Can the United States Survive Without California's Food Production?

Toni Koraza
Photo by Nathan Dumlao on Unsplash

Your food is under threat.

Most of the produce that comes across your table grows in California. The Golden State accounts for:

  • 43% of Vegetables
  • 63% of Fruits
  • 93% of Nuts

California's $54B agriculture industry is unrivaled. The Golden state is the hand that feeds America. To continue doing so, California needs more fresh water and a stable environment.

The strained transport, persistent droughts, and wildfires complicate food production. As a result, Californian farmers can barely cope with current challenges.

America is in danger.

Prolonged droughts mean less food for Americans

Draughts are harsh, extreme, and unpredictable at times.

For example, Redwood Valley enjoys 38 inches of rain on average. The town is located near the headwaters of the Russian River, which is usually a peak water supply condition.

Yet, this year's drought devastated Redwood Valley.

Each resident has been told to use a maximum of 55 gallons of water per day, which is enough for a bath and several toilet flushes. San Joe is another such example. San Joseans need to reduce their water use by 15% this year.

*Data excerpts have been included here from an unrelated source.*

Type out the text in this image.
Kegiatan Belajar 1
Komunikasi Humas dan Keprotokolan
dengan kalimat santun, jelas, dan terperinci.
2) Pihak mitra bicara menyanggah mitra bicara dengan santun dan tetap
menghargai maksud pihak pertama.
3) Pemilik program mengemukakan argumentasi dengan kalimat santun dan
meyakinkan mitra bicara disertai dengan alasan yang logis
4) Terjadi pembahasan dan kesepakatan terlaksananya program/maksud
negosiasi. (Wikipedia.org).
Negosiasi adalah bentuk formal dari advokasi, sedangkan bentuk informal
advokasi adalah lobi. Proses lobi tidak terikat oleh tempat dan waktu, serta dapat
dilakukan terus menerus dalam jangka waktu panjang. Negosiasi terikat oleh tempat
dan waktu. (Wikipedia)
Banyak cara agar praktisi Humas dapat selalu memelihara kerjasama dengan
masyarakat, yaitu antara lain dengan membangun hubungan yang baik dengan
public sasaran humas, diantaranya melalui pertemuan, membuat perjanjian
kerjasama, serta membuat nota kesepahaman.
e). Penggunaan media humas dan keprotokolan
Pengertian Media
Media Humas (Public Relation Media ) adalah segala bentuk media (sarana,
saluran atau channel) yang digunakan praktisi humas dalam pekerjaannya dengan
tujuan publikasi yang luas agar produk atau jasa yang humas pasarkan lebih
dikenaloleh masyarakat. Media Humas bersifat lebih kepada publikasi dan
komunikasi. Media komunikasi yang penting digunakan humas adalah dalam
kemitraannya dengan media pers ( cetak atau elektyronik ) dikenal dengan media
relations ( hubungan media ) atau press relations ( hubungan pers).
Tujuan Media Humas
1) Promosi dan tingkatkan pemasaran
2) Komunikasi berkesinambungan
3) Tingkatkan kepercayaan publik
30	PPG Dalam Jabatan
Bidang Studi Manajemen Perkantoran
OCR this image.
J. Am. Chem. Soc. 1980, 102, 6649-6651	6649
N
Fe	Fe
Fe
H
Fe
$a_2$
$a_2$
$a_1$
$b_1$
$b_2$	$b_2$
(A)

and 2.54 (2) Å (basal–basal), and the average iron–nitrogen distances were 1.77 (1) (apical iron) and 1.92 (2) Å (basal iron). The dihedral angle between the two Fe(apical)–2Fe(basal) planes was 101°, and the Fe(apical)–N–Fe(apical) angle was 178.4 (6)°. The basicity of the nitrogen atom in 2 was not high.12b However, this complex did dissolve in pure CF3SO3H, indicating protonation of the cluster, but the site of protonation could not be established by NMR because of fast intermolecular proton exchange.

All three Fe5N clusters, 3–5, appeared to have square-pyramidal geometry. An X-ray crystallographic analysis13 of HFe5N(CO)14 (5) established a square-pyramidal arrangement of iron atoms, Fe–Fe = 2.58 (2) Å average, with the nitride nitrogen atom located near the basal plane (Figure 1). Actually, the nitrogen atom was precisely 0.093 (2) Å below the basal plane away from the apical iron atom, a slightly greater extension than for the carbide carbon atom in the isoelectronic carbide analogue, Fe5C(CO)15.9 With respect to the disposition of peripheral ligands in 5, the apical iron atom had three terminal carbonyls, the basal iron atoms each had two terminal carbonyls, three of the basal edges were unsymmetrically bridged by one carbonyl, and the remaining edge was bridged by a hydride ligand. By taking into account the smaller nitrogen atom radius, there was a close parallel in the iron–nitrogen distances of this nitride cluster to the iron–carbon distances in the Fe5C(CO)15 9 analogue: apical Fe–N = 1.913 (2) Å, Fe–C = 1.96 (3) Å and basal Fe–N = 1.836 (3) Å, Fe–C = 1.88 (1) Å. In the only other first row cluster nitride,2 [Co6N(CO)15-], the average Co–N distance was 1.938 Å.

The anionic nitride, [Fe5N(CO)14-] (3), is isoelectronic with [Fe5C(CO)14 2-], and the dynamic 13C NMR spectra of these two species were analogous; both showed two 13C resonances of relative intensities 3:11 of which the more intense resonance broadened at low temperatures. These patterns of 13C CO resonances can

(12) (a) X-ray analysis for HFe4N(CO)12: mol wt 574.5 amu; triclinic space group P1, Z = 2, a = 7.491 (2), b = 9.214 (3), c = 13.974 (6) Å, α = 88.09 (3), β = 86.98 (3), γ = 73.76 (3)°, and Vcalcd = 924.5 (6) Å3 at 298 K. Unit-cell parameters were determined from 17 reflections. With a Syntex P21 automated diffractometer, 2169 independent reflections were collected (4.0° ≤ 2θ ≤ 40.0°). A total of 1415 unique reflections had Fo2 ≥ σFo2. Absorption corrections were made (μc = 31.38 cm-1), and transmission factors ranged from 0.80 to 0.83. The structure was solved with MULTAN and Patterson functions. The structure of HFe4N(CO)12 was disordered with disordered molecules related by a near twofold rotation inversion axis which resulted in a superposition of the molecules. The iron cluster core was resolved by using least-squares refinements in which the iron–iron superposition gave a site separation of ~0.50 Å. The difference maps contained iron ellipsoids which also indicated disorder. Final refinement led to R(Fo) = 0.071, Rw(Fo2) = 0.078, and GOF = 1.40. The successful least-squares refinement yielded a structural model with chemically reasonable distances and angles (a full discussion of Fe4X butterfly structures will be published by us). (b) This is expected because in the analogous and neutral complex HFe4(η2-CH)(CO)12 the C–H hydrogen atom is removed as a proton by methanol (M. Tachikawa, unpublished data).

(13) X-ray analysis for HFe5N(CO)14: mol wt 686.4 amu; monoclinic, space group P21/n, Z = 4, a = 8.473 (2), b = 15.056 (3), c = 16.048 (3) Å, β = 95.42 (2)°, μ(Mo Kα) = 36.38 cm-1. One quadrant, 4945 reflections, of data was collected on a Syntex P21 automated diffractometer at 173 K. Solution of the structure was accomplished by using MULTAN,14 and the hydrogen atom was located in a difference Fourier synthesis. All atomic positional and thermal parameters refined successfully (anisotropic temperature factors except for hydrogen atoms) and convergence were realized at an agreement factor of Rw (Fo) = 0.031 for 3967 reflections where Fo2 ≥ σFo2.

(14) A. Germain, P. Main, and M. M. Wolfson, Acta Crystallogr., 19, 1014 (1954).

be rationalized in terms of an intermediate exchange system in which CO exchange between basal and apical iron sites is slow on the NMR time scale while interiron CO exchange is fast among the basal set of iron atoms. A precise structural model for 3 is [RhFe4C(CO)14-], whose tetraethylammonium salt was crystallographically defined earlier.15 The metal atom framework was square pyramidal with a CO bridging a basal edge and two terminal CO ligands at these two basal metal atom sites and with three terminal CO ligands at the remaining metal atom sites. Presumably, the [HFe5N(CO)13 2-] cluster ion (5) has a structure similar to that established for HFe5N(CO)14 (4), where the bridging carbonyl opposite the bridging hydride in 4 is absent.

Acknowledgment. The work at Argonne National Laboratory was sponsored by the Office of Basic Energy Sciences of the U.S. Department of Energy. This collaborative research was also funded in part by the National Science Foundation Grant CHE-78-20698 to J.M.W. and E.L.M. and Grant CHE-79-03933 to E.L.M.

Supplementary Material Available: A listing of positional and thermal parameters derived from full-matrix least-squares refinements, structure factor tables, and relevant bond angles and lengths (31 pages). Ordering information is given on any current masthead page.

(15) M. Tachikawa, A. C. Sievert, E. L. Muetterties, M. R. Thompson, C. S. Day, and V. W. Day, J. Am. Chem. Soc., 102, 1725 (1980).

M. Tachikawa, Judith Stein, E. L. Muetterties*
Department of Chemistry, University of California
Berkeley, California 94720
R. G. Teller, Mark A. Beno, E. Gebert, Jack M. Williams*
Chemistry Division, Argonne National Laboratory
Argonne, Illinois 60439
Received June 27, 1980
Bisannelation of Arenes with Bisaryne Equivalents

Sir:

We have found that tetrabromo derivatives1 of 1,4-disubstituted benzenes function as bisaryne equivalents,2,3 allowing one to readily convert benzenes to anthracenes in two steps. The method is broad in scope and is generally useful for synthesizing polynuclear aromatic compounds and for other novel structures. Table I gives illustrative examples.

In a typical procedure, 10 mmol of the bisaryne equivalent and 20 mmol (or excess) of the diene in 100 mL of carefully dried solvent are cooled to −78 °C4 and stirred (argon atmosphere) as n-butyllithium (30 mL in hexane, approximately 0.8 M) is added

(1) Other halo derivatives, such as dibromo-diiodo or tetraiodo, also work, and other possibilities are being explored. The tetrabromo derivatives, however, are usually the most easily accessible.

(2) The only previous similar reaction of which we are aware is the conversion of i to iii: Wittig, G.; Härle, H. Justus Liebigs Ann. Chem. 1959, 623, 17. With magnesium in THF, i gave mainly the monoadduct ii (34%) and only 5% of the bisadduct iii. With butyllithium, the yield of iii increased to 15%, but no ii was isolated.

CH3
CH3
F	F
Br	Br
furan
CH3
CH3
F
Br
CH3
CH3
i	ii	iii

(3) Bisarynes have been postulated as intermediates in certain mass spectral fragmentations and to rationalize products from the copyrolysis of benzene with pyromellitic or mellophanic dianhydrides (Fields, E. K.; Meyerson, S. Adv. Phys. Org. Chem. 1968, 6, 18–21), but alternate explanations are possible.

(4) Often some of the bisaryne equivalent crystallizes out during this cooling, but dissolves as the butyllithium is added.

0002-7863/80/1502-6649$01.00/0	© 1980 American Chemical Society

Wildfires are another source of trouble.

More than 8,000 fires have destroyed 2,495,889 acres (1,010,050 ha) and at least 3,629 buildings this year. Nineteen out of the twenty largest wildfires all happened in the past twenty years. Unfortunately, the situation is only getting worse.

Climate Change is complicating the food supply

California's food potential is rich and generous. But mounting climate pressures are forcing farmers out of business.

Biden's team is aware of the potential risks. The current administration has pledged $4 billion to strengthen and diversify the American food-supply system.

Are you worried about the potential food shortages?